Mid- and small-caps occupy 41.37 and 47.61 per cent space in its portfolio, respectively. Large cap companies have a small presence at 4.77 per cent. In September, large caps had a marginal presence at 1.17 per cent, while the concentration of mid caps was over 50 per cent.
The fund is no doubt aggressive but it has been able to justify its strategy through good returns. The fund is not only aggressive in selecting stocks but also churns its portfolio vociferously.
The fund manager loves to try out stocks but the buy-and-hold strategy does not seem to be his priority. The fund's quarterly returns for September stood at 23 per cent, much more than category average of 15 per cent.

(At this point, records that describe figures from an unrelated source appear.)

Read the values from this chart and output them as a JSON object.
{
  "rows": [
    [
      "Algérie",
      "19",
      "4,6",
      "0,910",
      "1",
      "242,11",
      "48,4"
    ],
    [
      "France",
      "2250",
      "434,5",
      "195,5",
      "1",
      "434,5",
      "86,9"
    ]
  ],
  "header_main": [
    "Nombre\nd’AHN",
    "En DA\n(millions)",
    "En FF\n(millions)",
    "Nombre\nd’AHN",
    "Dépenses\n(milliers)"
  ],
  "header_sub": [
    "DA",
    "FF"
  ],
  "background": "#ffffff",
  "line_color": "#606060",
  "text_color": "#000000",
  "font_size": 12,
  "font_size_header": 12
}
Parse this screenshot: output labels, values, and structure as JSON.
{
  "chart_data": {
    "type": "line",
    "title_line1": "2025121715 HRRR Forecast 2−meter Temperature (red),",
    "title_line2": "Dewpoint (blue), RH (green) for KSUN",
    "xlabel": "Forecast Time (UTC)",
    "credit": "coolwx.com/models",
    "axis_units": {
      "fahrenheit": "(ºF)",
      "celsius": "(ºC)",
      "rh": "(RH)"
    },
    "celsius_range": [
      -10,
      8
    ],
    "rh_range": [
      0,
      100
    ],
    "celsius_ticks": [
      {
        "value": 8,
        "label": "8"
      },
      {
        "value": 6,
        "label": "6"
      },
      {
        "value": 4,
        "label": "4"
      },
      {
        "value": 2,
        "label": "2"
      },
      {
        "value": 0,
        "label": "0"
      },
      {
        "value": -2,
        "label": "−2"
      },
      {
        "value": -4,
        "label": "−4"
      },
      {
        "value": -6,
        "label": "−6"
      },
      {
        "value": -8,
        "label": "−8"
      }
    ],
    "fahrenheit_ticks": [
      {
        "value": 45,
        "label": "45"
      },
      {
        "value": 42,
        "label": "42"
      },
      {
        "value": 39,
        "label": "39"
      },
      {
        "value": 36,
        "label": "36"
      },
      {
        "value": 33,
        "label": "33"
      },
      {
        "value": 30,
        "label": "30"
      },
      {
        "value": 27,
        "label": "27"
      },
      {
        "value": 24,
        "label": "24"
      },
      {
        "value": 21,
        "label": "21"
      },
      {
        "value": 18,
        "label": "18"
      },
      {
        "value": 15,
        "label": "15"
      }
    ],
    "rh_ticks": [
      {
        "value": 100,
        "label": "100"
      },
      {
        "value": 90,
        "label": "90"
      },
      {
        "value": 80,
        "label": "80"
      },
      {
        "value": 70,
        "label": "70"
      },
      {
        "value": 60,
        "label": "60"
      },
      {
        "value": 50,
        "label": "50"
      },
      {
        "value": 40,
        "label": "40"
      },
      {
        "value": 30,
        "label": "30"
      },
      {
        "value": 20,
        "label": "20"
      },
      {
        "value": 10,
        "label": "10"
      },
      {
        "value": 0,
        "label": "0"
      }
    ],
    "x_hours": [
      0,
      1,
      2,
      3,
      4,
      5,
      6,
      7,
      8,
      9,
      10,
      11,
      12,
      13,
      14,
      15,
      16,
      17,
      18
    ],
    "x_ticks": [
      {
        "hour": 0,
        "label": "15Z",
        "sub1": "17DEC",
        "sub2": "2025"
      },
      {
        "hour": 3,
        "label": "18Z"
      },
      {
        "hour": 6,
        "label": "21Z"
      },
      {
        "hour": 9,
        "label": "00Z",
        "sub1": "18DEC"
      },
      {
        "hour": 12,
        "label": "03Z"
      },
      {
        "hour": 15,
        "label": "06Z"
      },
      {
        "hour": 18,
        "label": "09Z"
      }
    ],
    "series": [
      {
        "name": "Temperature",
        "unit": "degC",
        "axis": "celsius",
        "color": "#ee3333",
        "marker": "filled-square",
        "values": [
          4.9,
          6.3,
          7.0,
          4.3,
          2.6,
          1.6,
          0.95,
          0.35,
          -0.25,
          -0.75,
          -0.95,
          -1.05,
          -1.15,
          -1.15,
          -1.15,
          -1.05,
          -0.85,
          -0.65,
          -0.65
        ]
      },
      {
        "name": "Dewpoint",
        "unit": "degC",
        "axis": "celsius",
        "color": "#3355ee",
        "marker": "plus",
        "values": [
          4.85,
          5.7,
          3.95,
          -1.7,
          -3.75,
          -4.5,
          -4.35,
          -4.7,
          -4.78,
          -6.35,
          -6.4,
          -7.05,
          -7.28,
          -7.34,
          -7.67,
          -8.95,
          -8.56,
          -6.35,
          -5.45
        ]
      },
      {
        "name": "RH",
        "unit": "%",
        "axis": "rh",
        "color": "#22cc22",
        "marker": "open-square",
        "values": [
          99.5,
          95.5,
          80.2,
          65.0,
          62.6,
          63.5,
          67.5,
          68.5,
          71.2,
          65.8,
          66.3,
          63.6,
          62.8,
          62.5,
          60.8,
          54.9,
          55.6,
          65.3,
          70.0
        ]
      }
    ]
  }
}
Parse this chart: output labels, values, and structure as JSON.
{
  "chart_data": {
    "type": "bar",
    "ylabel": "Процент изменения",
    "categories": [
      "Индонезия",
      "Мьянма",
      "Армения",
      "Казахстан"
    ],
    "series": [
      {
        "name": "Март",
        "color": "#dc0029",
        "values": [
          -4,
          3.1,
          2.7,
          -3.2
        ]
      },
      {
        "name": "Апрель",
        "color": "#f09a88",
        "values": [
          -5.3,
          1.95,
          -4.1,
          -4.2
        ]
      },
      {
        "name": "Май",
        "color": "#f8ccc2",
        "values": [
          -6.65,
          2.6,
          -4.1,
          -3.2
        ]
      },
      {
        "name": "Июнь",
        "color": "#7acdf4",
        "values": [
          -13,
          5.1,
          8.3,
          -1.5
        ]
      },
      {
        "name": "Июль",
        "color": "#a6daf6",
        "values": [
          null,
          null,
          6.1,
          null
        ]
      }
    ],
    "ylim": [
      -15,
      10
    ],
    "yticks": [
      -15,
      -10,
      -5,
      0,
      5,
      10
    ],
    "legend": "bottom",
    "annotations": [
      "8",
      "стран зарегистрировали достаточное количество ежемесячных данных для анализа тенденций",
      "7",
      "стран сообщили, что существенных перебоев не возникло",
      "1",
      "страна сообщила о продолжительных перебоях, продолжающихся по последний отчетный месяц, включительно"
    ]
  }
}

However, it paid the price for being too aggressive. After the May crash, the fund had lost heavily. In the June quarter, it had lost 15.75 per cent, slightly more than the category's loss of 15.35 per cent.
However, it recovered in the September quarter and generated 23.35 per cent during the period.
Healthcare sector remains the top holding of the fund followed by FMCG, diversified and chemicals. The technology sector occupies a paltry 3.25 per cent allocation.